Es war sehr angenehm, sich mit ihr zu unterhalten, während Kathy um uns herum Ball spielte. Wir sprachen über Gegenden, die wir beide kannten, und fanden nichts Gemeinsames. Das Einzige, was wir gemeinsam hatten, war, dass ich fast am selben Tag geboren war wie ihr zwei Jahre jüngerer Bruder.
»Mögen Sie Ihren Bruder?«, fragte ich, ins Blaue hinein.
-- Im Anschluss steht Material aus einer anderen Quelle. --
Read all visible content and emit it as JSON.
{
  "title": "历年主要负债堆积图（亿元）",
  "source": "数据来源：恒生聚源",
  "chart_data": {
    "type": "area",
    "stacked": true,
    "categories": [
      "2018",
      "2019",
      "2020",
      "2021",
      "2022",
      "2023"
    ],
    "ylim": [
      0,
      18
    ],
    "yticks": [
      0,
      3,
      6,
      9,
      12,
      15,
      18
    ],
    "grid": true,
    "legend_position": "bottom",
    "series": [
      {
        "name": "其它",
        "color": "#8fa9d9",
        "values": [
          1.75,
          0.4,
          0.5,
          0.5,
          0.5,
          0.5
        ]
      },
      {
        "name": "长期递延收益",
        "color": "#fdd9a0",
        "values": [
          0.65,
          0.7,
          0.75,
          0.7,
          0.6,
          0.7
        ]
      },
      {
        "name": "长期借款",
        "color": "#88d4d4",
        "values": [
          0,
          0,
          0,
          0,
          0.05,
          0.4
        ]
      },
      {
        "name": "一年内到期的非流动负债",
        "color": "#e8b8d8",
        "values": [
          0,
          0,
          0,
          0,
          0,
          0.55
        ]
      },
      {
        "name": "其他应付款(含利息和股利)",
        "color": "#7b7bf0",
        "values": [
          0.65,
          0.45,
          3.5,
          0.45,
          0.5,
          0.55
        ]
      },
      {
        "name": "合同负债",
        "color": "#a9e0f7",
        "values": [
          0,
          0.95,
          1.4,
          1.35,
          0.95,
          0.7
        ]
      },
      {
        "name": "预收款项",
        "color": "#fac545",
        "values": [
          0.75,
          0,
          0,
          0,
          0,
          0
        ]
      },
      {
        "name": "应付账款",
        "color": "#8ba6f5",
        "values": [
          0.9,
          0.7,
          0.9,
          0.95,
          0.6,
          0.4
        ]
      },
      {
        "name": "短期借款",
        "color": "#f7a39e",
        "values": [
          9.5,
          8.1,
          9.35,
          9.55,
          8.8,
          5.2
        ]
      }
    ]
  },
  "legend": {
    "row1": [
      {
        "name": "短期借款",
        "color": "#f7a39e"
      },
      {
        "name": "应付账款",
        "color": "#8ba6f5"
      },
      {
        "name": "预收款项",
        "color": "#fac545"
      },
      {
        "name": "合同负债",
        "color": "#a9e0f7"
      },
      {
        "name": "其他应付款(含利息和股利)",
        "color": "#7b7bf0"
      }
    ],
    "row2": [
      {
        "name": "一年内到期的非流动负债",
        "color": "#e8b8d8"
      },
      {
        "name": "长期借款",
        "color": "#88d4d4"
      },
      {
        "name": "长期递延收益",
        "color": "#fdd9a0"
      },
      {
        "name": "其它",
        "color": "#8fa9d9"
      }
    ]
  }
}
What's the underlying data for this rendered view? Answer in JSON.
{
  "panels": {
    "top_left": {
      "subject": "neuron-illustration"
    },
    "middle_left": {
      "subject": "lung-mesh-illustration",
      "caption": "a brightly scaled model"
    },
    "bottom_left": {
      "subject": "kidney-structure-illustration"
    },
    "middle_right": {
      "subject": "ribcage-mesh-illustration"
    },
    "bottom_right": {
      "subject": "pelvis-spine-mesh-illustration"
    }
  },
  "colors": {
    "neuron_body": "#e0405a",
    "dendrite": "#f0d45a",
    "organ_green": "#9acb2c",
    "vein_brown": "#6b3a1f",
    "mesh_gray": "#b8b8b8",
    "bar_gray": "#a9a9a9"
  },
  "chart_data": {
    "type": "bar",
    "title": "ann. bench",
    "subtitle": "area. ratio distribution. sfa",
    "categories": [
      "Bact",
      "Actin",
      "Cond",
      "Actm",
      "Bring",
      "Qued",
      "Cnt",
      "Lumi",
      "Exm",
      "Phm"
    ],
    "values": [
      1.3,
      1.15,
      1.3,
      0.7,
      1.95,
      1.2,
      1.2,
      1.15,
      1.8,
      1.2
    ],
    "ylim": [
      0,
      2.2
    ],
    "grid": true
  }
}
»Aber sicher. Er war das Baby. Aber er war Widder, unter dem Merkur und dem Mond geboren. Das machte ihn natürlich launisch und unbeständig. Ich glaube, er hätte ein kompliziertes Leben vor sich gehabt.«
Ich war weniger daran interessiert, sie danach zu fragen, was ihm zugestoßen war, als daran zu fragen, ob sie an den Quatsch wirklich glaubte, aber das schien nicht sehr taktvoll zu sein, und außerdem sprach sie weiter: »Ich bin Schütze. Und Sie – oh, natürlich, Sie müssen auch Widder sein, wie Davie.«
»Nehme ich an«, sagte ich höflich. »Ich, äh, halte nicht viel von Astrologie.«
»Nicht Astrologie, Nativitätskunde. Das eine ist Aberglauben, das andere Wissenschaft.«
»Hm.«
Sie lachte.
»Ich sehe schon, Sie sind ein Spötter. Macht nichts. Wenn man daran glaubt, gut; wenn nicht – nun, man braucht nicht ans Gravitationsgesetz zu glauben, um zerschmettert zu werden, wenn man von einem zweihundertstöckigen Gebäude fällt.«
Kathy setzte sich zu uns und fragte höflich: »Streitet ihr?«
»Nicht richtig, Schatz.« Klara streichelte sie.
»Das ist gut, Klara, weil ich auf die Toilette muss, und ich glaube nicht, dass ich das hier kann.«
»Es ist ohnehin Zeit, dass wir gehen. War nett, Sie zu sehen, Bob. Vorsicht vor Melancholie, ja?« Und sie gingen Hand in Hand davon, während Klara sich bemühte, den seltsamen Gang der Kleinen nachzuahmen. Sah gut aus.
Am Abend begab ich mich mit Sheri zu Dane Metschnikows Abschiedsfeier. Klara war auch da und sah in nabelfreiem Hosenanzug noch besser aus.
»Ich wusste nicht, dass Sie Dane Metschnikow kennen«, sagte ich.